The most powerful recruiter in the world: How one man handpicked one-third of the Supreme Court

Very few outside of elite legal circles know who Leonard Leo is.

But Leo, the executive vice-president of the conservative Federalist Society, has likely done more than any other person to shape the Supreme Court and the federal bench, and as a result, the future of law and policy in the United States.

As the longtime leader of the most powerful network of conservative lawyers in the country, Leo is “a convener and a networker” who finds and cultivates influential Republican lawyers and judges, The New Yorker wrote in a recent story.

Last spring, Trump called on Leo to produce a list of Supreme Court nominees that the Trump campaign would make public as a way to expand the Republican candidate’s appeal among conservative voters — something no presidential campaign had ever done before.

As Leo told The New Yorker, Trump gave him relatively loose guidelines: he wanted candidates who were very well qualified, “respected by all, not weak,” and who would “interpret the Constitution the way the Framers meant it to be.”

So Leo put together a list of nominees that would eventually include the 10th Circuit judge, Neil Gorsuch, who was sworn in
as the Supreme Court’s newest member on Monday, replacing the late conservative justice Antonin Scalia.
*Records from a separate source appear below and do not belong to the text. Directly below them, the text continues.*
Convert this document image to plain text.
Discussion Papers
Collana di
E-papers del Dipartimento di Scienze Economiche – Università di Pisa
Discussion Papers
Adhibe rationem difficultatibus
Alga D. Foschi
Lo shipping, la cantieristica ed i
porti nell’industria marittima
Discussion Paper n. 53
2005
This is not the first time Leo has successfully shepharded a conservative judge onto the Supreme Court. Under George W. Bush, Leo was key in facilitating the nominations of John Roberts, now the Court’s chief justice, and Samuel Alito, another conservative justice — in part by organising public relations campaigns to promote them, as he did with Gorsuch.

Leo, 51, has spent his entire 26-year-long legal career at the Federalist Society, whose goal is to promote free-market and limited government principles. Many of its members, like Leo, who is a devout Catholic, have strong religious beliefs, according to The New York Times.

The Society was founded in 1982 by three law students at the University of Chicago and Yale, who were advised by Scalia, then a professor at Chicago, and Yale law professor Robert Bork, whose 1987 nomination to the Supreme Court by President Ronald Reagan was rejected by the Senate.

The group quickly found strong financial support in the form of powerful conservative donors, including Charles and David Koch and the Mercer family, which has donated large amounts to Trump’s campaign and helped found Breitbart News. These days, its funding also comes from corporations, including Google and Chevron.

Thirty-five years later, the Federalist Society continues to cultivate its large membership among the law profession’s youngest members.

“The key was to figure out how to develop what I call a ‘pipeline’ — basically, where you recruit students in law school, you get them through law school, they come out of law school, and then you find ways of continuing to involve them in legal policy,” Leo told The New Yorker.

The Society’s power and influence is unmatched by any similar liberal organisation — its budget is more than three times that of the American Constitution Society, its left-leaning counterpart, according to The New Yorker.

While the Federalist Society describes its membership as “pro-constitution” originalists committed to literalist interpretations of the law, liberals see the group as having an activist anti-government agenda and “propagating an approach to understanding the Constitution that conveniently always [leads] to conservative outcomes,” Caroline Fredrickson, the president of the American Constitution Society, told The New Yorker.

Over the next four years, Trump will likely have more federal court openings to fill than any president in the last 50 years, including between one-third to one half of all appeals court judgeships.

And given that three of the Supreme Court’s liberal justices are over 75 years old, Leo may get the chance to tilt the ideological balance of the Court with another nomination.

“There will be an opportunity for a transformation of the federal bench,” Leo told The New York Times in March.